In doing so they are also exporting such by-products as overwork, poverty, time poverty, "affluenza," and stress.
But judgment depends on the frame of reference.
As John de Graaf observes in "Take Back Your Time: Fighting Overwork and Time Poverty in America," Americans work longer hours and more days than the citizens of any other Western industrialized country.
Graaf is also co-author of the best-selling book "Affluenza."
He claims that Americans have little choice but to work longer hours for fear they might be replaced by others who work harder, or for less pay.
I believe that Americans can be made to slave willingly at the office or other places because they have been trapped in a life whose worth is measured by consumption only.
Unless you have more clever means to finance your consumption, like American investment bankers, you need to earn your wages to pay for all the symbols of good life.
Failure to keep up with your friends in terms of consumption is the No. 1 fear in this rat race for greater accumulation, even though the majority can only be losers in the end.
Depending on the stage of your "development," the symbols of wealth so eagerly sought can be a new brand of mobile phone, an expensive car, a town house, membership to a club, or a private jet.
As philosophers demonstrated long ago, satisfaction derived from material consumption or sensual pleasures are ephemeral, thus actually owning these symbols of the good life soon lose their allure, unless this possession can be made conspicuous to others.
A status symbol handbag is an ideal example: it is overpriced, and the label can be easily recognized.
This incessant race for more is kept up at considerable social and personal cost.
"Overwork, over scheduling and time poverty threaten our health, our marriages, families and friendships, our community and civic life, our environment, and even our security," Graaf observes.
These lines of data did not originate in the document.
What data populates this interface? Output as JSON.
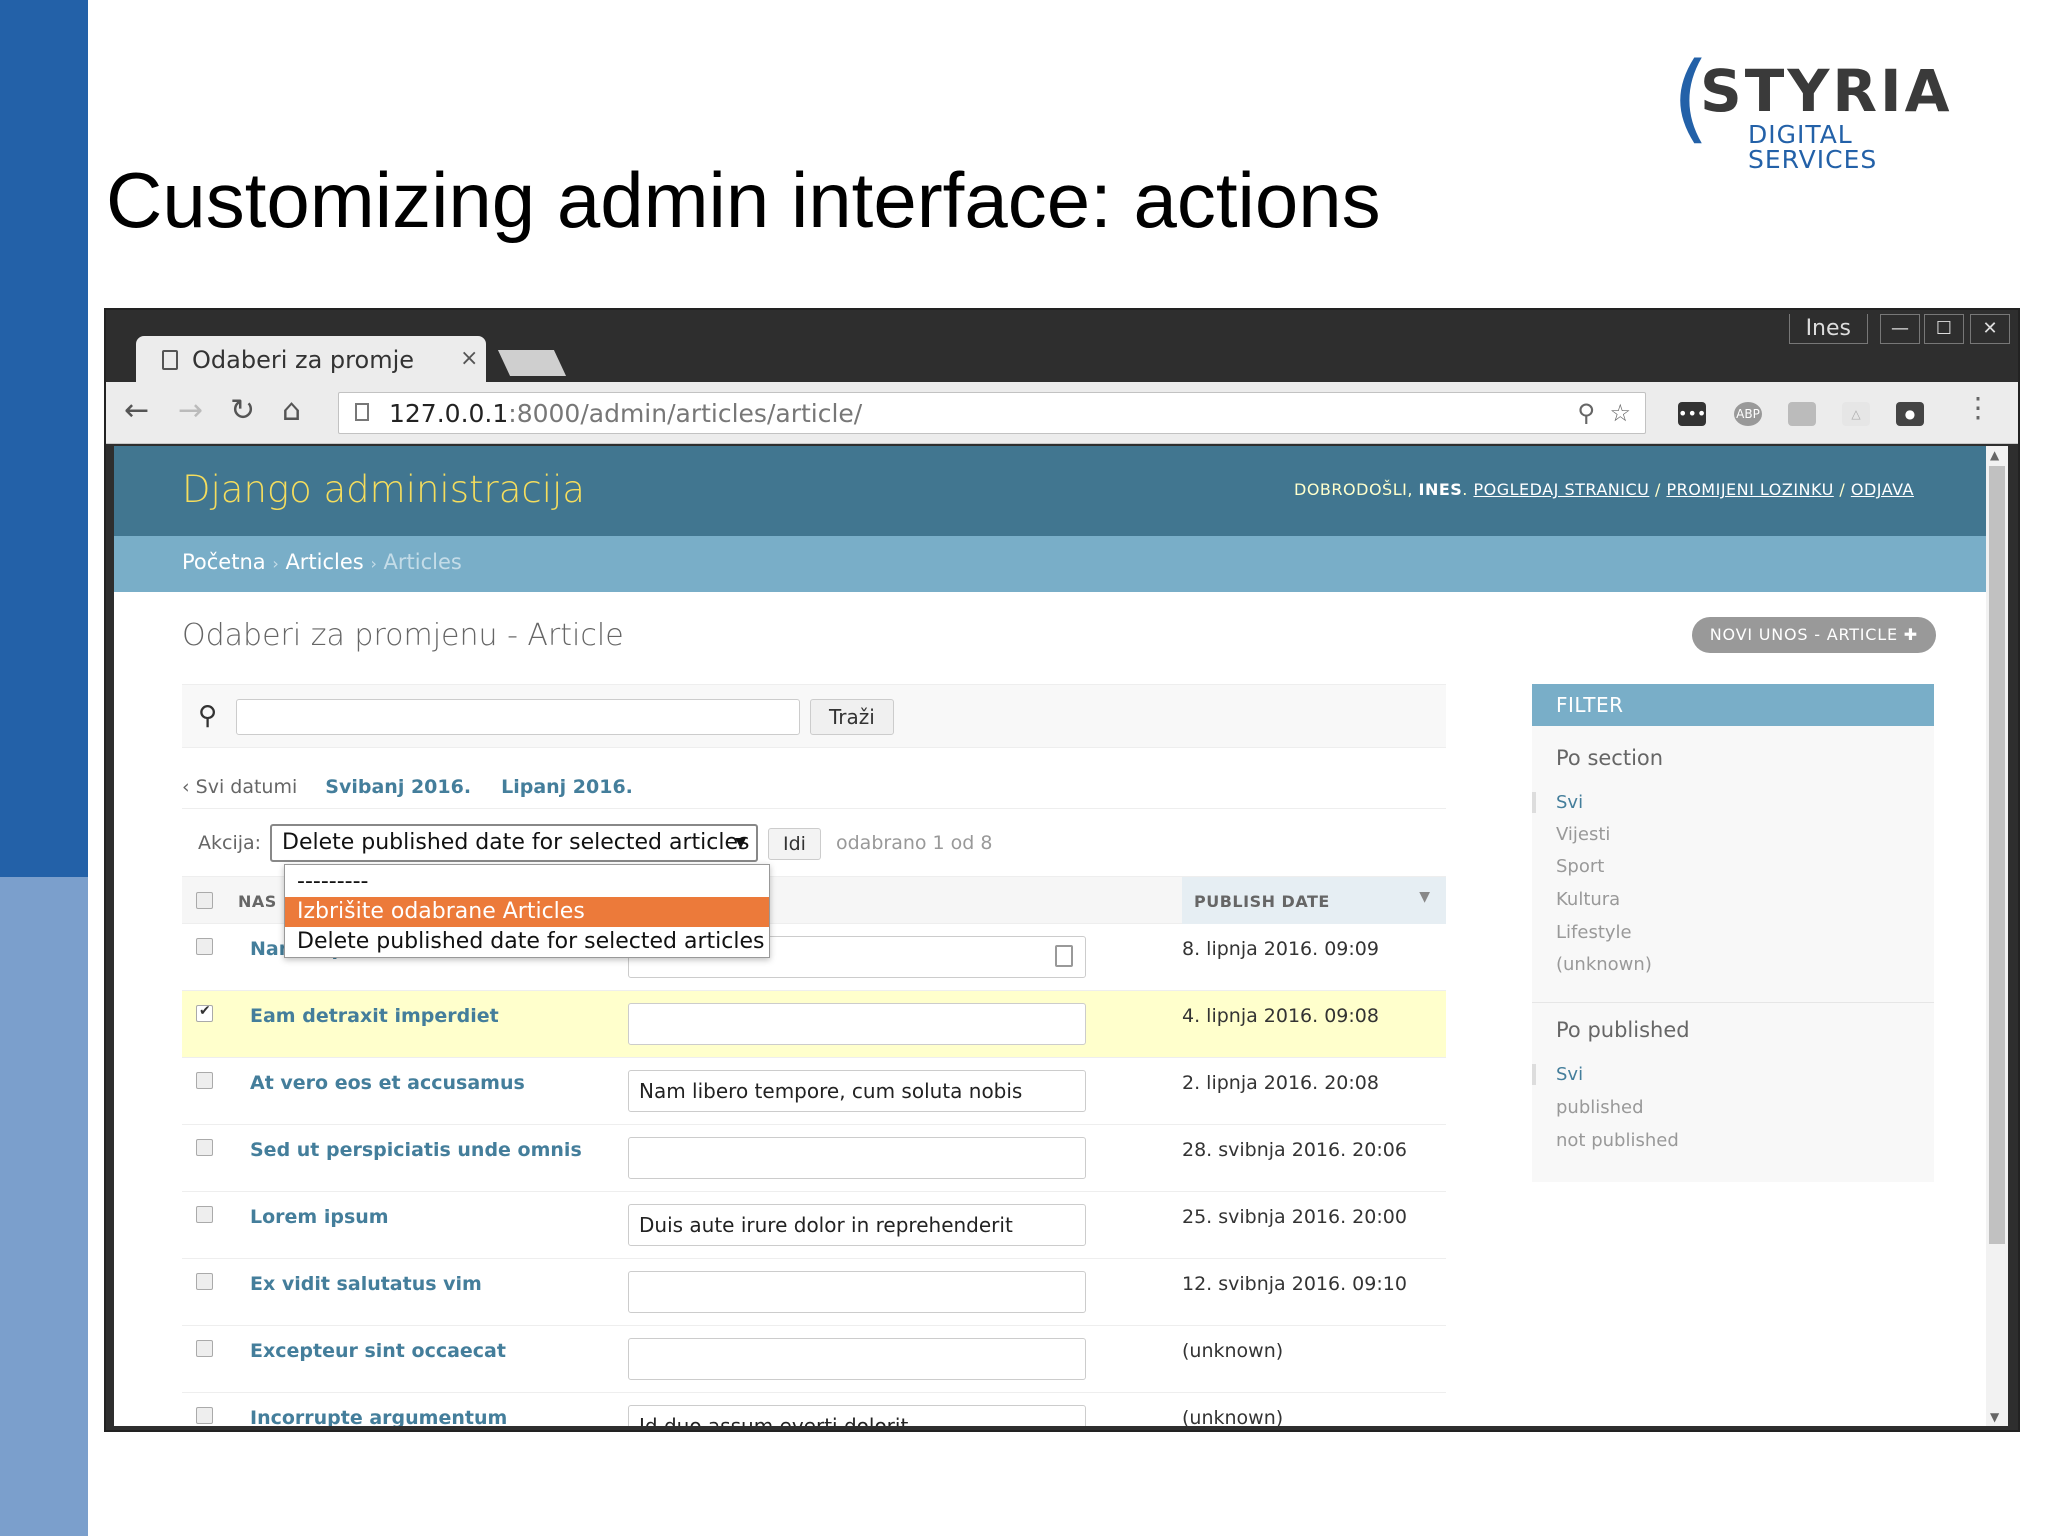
{
  "slide": {
    "title": "Customizing admin interface: actions",
    "logo_main": "STYRIA",
    "logo_sub": "DIGITAL SERVICES",
    "colors": {
      "band_dark": "#2361a8",
      "band_light": "#7b9fcc"
    }
  },
  "window": {
    "user": "Ines",
    "minimize": "—",
    "maximize": "☐",
    "close": "✕"
  },
  "tab": {
    "title": "Odaberi za promje",
    "close": "×"
  },
  "toolbar": {
    "back_icon": "arrow-left-icon",
    "forward_icon": "arrow-right-icon",
    "reload_icon": "reload-icon",
    "home_icon": "home-icon",
    "url_host": "127.0.0.1",
    "url_rest": ":8000/admin/articles/article/",
    "ext_abp": "ABP"
  },
  "admin": {
    "brand": "Django administracija",
    "welcome": "DOBRODOŠLI,",
    "user": "INES",
    "view_site": "POGLEDAJ STRANICU",
    "change_password": "PROMIJENI LOZINKU",
    "logout": "ODJAVA",
    "sep": "/",
    "colors": {
      "header": "#417690",
      "brand": "#f5dd5d",
      "breadcrumbs": "#79aec8",
      "link": "#447e9b",
      "selected_option": "#ec7a3a",
      "selected_row": "#ffffcc"
    }
  },
  "breadcrumbs": {
    "home": "Početna",
    "app": "Articles",
    "current": "Articles",
    "sep": "›"
  },
  "page": {
    "title": "Odaberi za promjenu - Article",
    "add_button": "NOVI UNOS - ARTICLE"
  },
  "search": {
    "value": "",
    "button": "Traži"
  },
  "date_hierarchy": {
    "all": "‹ Svi datumi",
    "links": [
      "Svibanj 2016.",
      "Lipanj 2016."
    ]
  },
  "actions": {
    "label": "Akcija:",
    "selected": "Delete published date for selected articles",
    "go": "Idi",
    "count": "odabrano 1 od 8",
    "options": [
      "---------",
      "Izbrišite odabrane Articles",
      "Delete published date for selected articles"
    ],
    "highlighted_index": 1
  },
  "table": {
    "col_title": "NAS",
    "col_publish": "PUBLISH DATE",
    "rows": [
      {
        "title": "Nam impedit",
        "summary": "",
        "date": "8. lipnja 2016. 09:09",
        "checked": false
      },
      {
        "title": "Eam detraxit imperdiet",
        "summary": "",
        "date": "4. lipnja 2016. 09:08",
        "checked": true
      },
      {
        "title": "At vero eos et accusamus",
        "summary": "Nam libero tempore, cum soluta nobis",
        "date": "2. lipnja 2016. 20:08",
        "checked": false
      },
      {
        "title": "Sed ut perspiciatis unde omnis",
        "summary": "",
        "date": "28. svibnja 2016. 20:06",
        "checked": false
      },
      {
        "title": "Lorem ipsum",
        "summary": "Duis aute irure dolor in reprehenderit",
        "date": "25. svibnja 2016. 20:00",
        "checked": false
      },
      {
        "title": "Ex vidit salutatus vim",
        "summary": "",
        "date": "12. svibnja 2016. 09:10",
        "checked": false
      },
      {
        "title": "Excepteur sint occaecat",
        "summary": "",
        "date": "(unknown)",
        "checked": false
      },
      {
        "title": "Incorrupte argumentum",
        "summary": "Id duo assum everti dolorit",
        "date": "(unknown)",
        "checked": false
      }
    ]
  },
  "filter": {
    "header": "FILTER",
    "by_section": "Po section",
    "section_items": [
      "Svi",
      "Vijesti",
      "Sport",
      "Kultura",
      "Lifestyle",
      "(unknown)"
    ],
    "by_published": "Po published",
    "published_items": [
      "Svi",
      "published",
      "not published"
    ]
  }
}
Specifically, these problems include:
Kids are "over-scheduled," and families "under-connected." Parents drop their kids off because they have to work.
Civic participation has declined. Exhausted citizens, having little energy to spare after the daily grind, prefer to spend more time before the idiot box.
Overwork contributes to such crimes as road rage, child and spousal abuse, and drug abuse.
Speed to produce leads to poorly designed products, and increased waste. For example, when sonar technology makes easier the tracking and capturing of large schools of fish, about a third of the 30 million tons of fish caught each year is wasted. Most fish are killed and thrown back into the ocean.
A vicious circle in transport is spurred by the quest for speed.
As roads become wider and cars move faster, offices, schools, and restaurants become more scattered, resulting in more time being consumed in traveling anywhere.
This condition has many consolations.
Dual-income families become the norm.
The standard perception is the emancipation of mothers as they are liberated from their limiting domestic drudgery -- it's strange that even mothers have joined in the praise of "liberation."
But the industrialized era would not have been so successful had it not been supported by a militant ideology celebrating the era as progressive, liberating, and democratic.
The author has proposed many solutions, but none of them would work if people do not abandon their mad pursuit of the "good life."
As people work more to buy more, the real solution for this undesirable state is to reduce consumption, reject the common definitions of success and simplify aggressively.